When the University of Wisconsin System gets its funding from the state, it comes as a pool of money that gets divided up for campus use.
Not all of the money gets put directly toward the cost of teaching, however. Before it moves on to the campuses, some of the pot has to cover the System's debt service and the cost of utilities.
With Gov. Scott Walker's executive budget proposing significant cuts to the UW System over the next two years — around 13 percent of the state funding and about 2.5 percent of the System's total budget — debt service and utilities take on an even larger share of the funding.
According to a UW System analysis of general purpose revenue funding, debt service and utilities are projected to account for nearly 37 percent of the total state funding in the 2015-16 fiscal year.
That's up from 33 percent in 2014-15 and 12 percent in 2000-01.
In the six years of Walker budgets, counting the proposals for 2015-16 and 2016-17 that are going through the Legislature, an average of 32 percent of state funding for the UW System went toward debt service and utilities.
In the previous six years, the average was 23 percent.
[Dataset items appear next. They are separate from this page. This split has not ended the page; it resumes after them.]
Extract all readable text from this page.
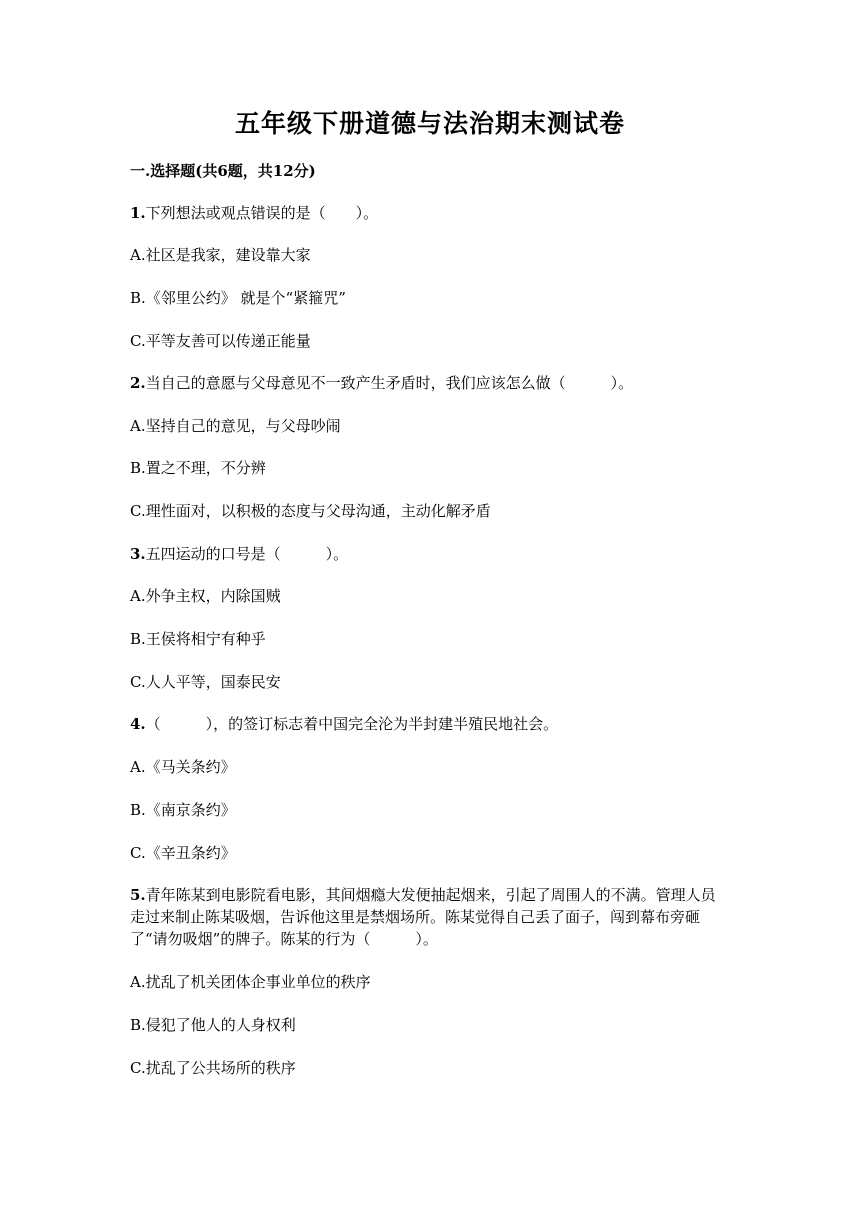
五年级下册道德与法治期末测试卷
一.选择题(共6题，共12分)

1.下列想法或观点错误的是（　　）。

A.社区是我家，建设靠大家

B.《邻里公约》 就是个“紧箍咒”

C.平等友善可以传递正能量

2.当自己的意愿与父母意见不一致产生矛盾时，我们应该怎么做（　　　）。

A.坚持自己的意见，与父母吵闹

B.置之不理，不分辨

C.理性面对，以积极的态度与父母沟通，主动化解矛盾

3.五四运动的口号是（　　　）。

A.外争主权，内除国贼

B.王侯将相宁有种乎

C.人人平等，国泰民安

4.（　　　），的签订标志着中国完全沦为半封建半殖民地社会。

A.《马关条约》

B.《南京条约》

C.《辛丑条约》

5.青年陈某到电影院看电影，其间烟瘾大发便抽起烟来，引起了周围人的不满。管理人员走过来制止陈某吸烟，告诉他这里是禁烟场所。陈某觉得自己丢了面子，闯到幕布旁砸了“请勿吸烟”的牌子。陈某的行为（　　　）。

A.扰乱了机关团体企事业单位的秩序

B.侵犯了他人的人身权利

C.扰乱了公共场所的秩序
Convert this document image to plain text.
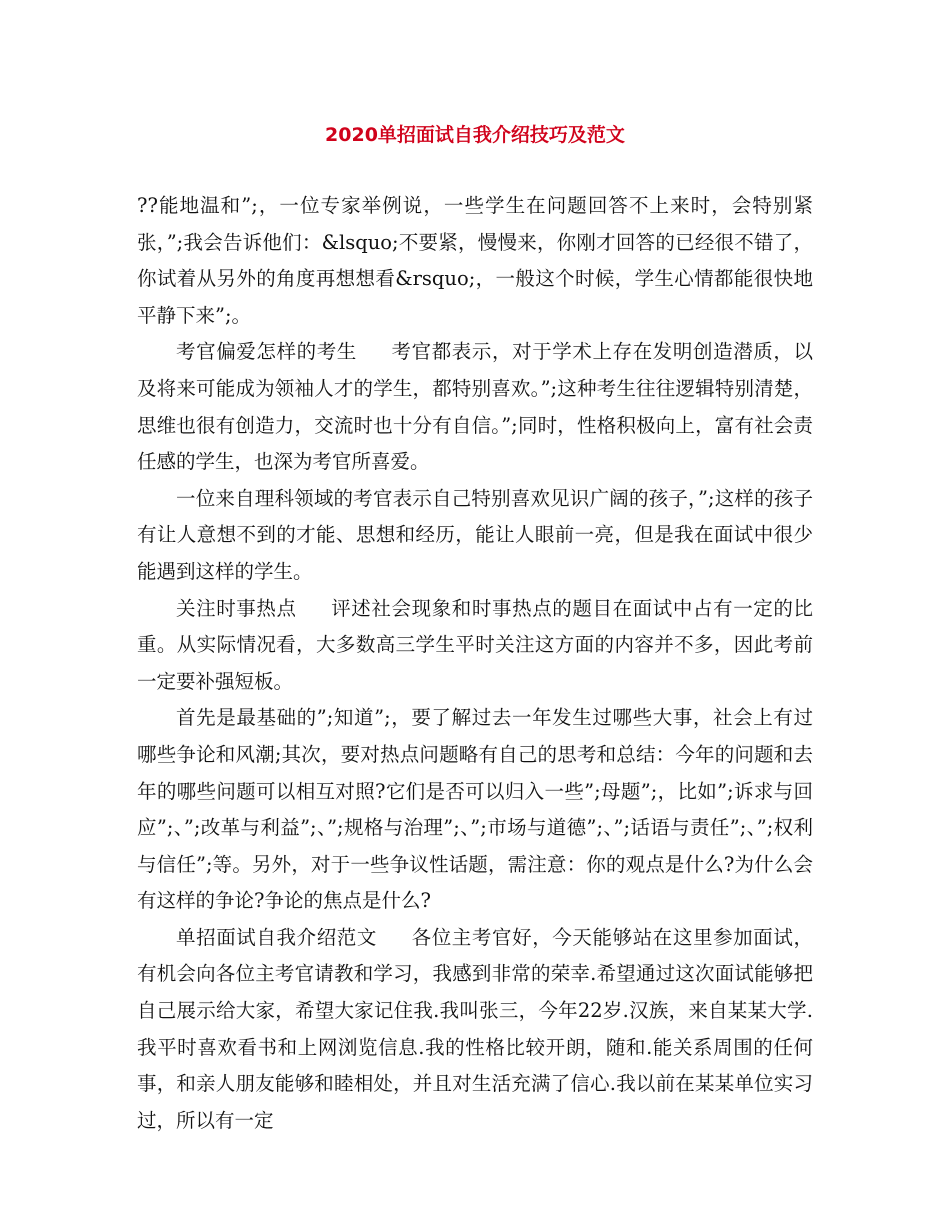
2020单招面试自我介绍技巧及范文

??能地温和”;，一位专家举例说，一些学生在问题回答不上来时，会特别紧张，”;我会告诉他们：&lsquo;不要紧，慢慢来，你刚才回答的已经很不错了，你试着从另外的角度再想想看&rsquo;，一般这个时候，学生心情都能很快地平静下来”;。

考官偏爱怎样的考生 考官都表示，对于学术上存在发明创造潜质，以及将来可能成为领袖人才的学生，都特别喜欢。”;这种考生往往逻辑特别清楚，思维也很有创造力，交流时也十分有自信。”;同时，性格积极向上，富有社会责任感的学生，也深为考官所喜爱。

一位来自理科领域的考官表示自己特别喜欢见识广阔的孩子，”;这样的孩子有让人意想不到的才能、思想和经历，能让人眼前一亮，但是我在面试中很少能遇到这样的学生。

关注时事热点 评述社会现象和时事热点的题目在面试中占有一定的比重。从实际情况看，大多数高三学生平时关注这方面的内容并不多，因此考前一定要补强短板。

首先是最基础的”;知道”;，要了解过去一年发生过哪些大事，社会上有过哪些争论和风潮;其次，要对热点问题略有自己的思考和总结：今年的问题和去年的哪些问题可以相互对照?它们是否可以归入一些”;母题”;，比如”;诉求与回应”;、”;改革与利益”;、”;规格与治理”;、”;市场与道德”;、”;话语与责任”;、”;权利与信任”;等。另外，对于一些争议性话题，需注意：你的观点是什么?为什么会有这样的争论?争论的焦点是什么?

单招面试自我介绍范文 各位主考官好，今天能够站在这里参加面试，有机会向各位主考官请教和学习，我感到非常的荣幸.希望通过这次面试能够把自己展示给大家，希望大家记住我.我叫张三，今年22岁.汉族，来自某某大学.我平时喜欢看书和上网浏览信息.我的性格比较开朗，随和.能关系周围的任何事，和亲人朋友能够和睦相处，并且对生活充满了信心.我以前在某某单位实习过，所以有一定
The graphic below shows how general purpose revenue from the state has changed since 1998-99, with debt service and utilities broken out.
The Board of Regents in April approved a tuition hike for out-of-state students and those in professional programs, but Walker has proposed continuing a tuition freeze for in-state students.
That means the UW System campuses are limited in how much new tuition revenue they can bring in to offset the funding cuts.
In general, the available funds for teaching and paying faculty and staff are made up of the general purpose revenue (minus what's taken out for debt service and utilities) and tuition revenue.